Ces quelques informations permettent déjà de comprendre que si Reagan et Thatcher, qui étaient tout sauf des écologistes préoccupés par le bien être des démunis, ont mis la main immédiatement sur l’initiative de l’ONU c’était clairement pour en contrôler l’expertise des conclusions et donc la teneur des nouvelles lois à venir.

 

Après avoir indiqué en introduction mes véritables positions sur le sujet « climat », je vais à présent tacher de démontrer pourquoi le GIEC est plus vraisemblablement :

  • Une nouvelle « arme » redoutable qui va à l’encontre des peuples,
  • Un outil visant à pérenniser un système qui continuera à détruire environnement et populations,
  • L’expression d’une dérive inquiétante de la Science vers du scientisme,
  • Le remplacement des véritables chercheurs-trouveurs par des « experts » et des journalistes experts en « copié/collé » et manipulables par la promotion personnelle et le gain supplémentaire.

Une arme redoutable contre les peuples

Les guerres sont toujours gagnées par ceux qui détournent le sens original des mots et des images (glissements sémantiques, inversion du sens, mots tiroir, slogans, mots concepts, acronymes envahissants…)

Si l’on s’en tient aux préoccupations affichées par l’équipe du GIEC et ses supporteurs, on pourrait être bouleversé par le bien-être qu’ils semblent nous vouloir. A les écouter, on pourrait croire qu’ils songent à notre bonheur et que s’ils veulent à tout prix convaincre de la nécessité de leurs nouvelles lois environnementales, ce serait pour nous sauver en sauvant la planète (!).

Les flux migratoires ne sont, pour le moment, provoqués massivement que par les guerres orchestrées par les EU et leurs « alliés » européens. Les populations déplacées lors d’une catastrophe comme celle de Fukushima ou de Tchernobyl sont encore (et c’est heureux) des phénomènes exceptionnels et dans les deux cas, il n’aura échappé à personne que ce n’est pas le climat qui aura été incriminé mais bien des décisions d’économie politique (économie de maintenance sur du matériel dangereux et obsession du profit).
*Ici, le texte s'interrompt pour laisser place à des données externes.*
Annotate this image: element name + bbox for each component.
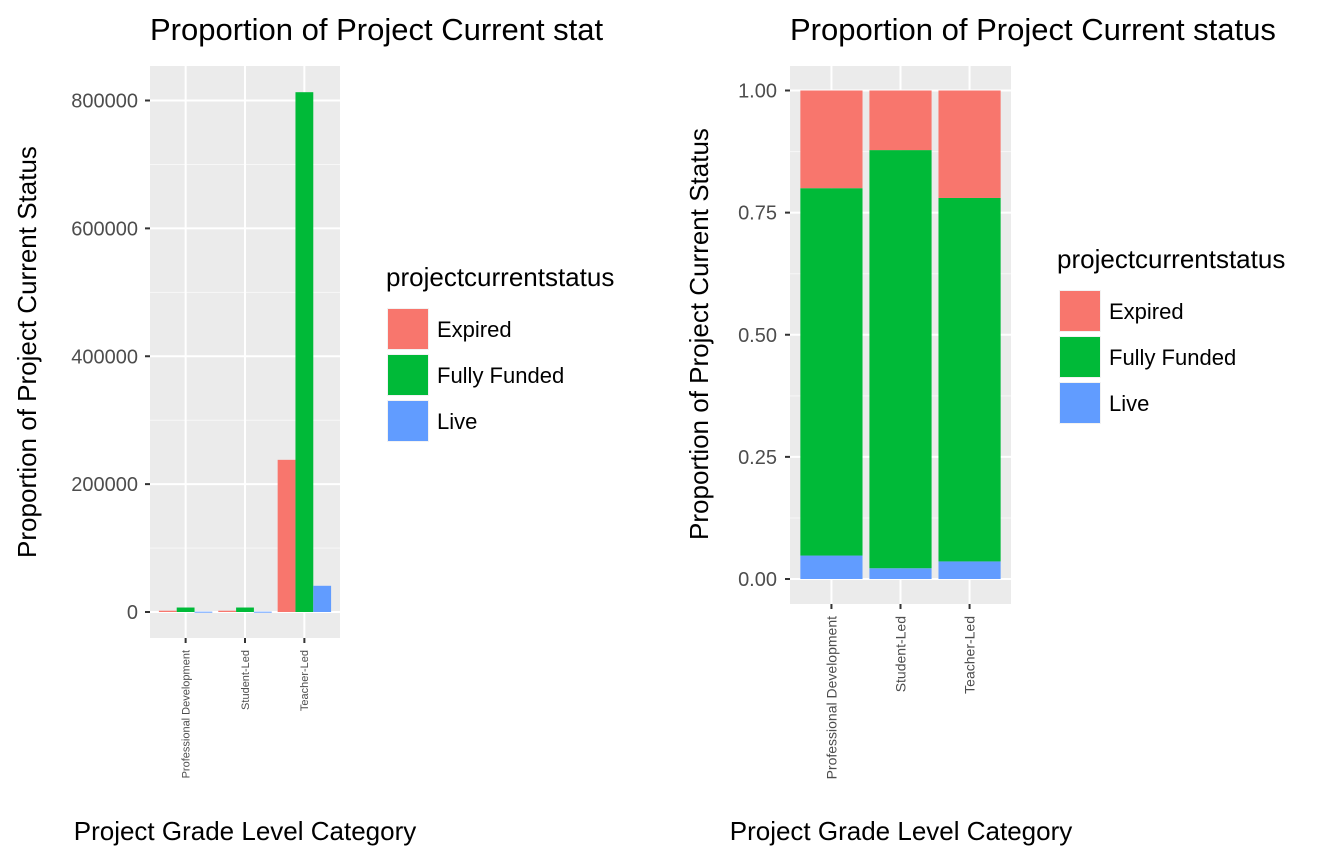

Il n’aura échappé à personne non plus que ce n’est pas aux multinationales pollueuses ni aux responsables politiques auxquels l’on demande de changer de mode de vie mais bien aux populations, aux anonymes, à vous et à moi. Contrairement à ce qui se passe dans la réalité, si les multinationales affichent allègrement des logos « verts » et des valeurs dites de « co-développement respectueux » et de « fabrication solidaire », très peu de choses ont été changées concrètement dans les « process » de fabrication, les lieux d’exploitation et le management des hommes qui y travaillent.

Les véritables responsables du désastre écologique planétaire (multinationales et grosses industries) n’ont en réalité quasiment rien changé à leurs modes d’agir et de produire. En revanche, il n’y a pas un seul pays où la population (les petites gens) n’ait été soumis aux nouveaux ordres pour un comportement « écolo » individuel. L’envahissement des « normes environnementales » est devenu le moyen d’imposer des contraintes quotidiennes obligeant le vulgum pecus à consommer plus cher parce que plus « écolo » et « normé ». L’équipement de nos habitats, de nos voitures, de nos espaces est devenu un casse-tête quotidien au nom de la « protection de l’environnement » et du « réchauffement climatique », ce dernier étant agité en permanence comme une épée de Damoclès au-dessus de nos têtes mais jamais au-dessus des véritables responsables du désastre environnemental.

Les attitudes « écologiques » que l’on a vu fleurir dans le monde de l’entreprise (poubelles sélectives, plantes d’intérieur choisies, ampoules basse consommation, bâtiments dits « écolos » etc…) ne sont que des modifications cosmétiques qui ne modifient en réalité rien des véritables causes visibles dans toutes les mégapoles du monde.

Un outil visant à pérenniser un système qui continuera à détruire environnement et populations

Compte tenu des premières observations ci-dessus mentionnées, il n’aura encore une fois échappé à personne que les Etats concernés par le problème du climat interpellent d’abord le citoyen (devenu exclusivement consommateur) et imposent aux industriels et multinationales que des « logos », des « normes » et l’intégration de « nouveaux comportements ».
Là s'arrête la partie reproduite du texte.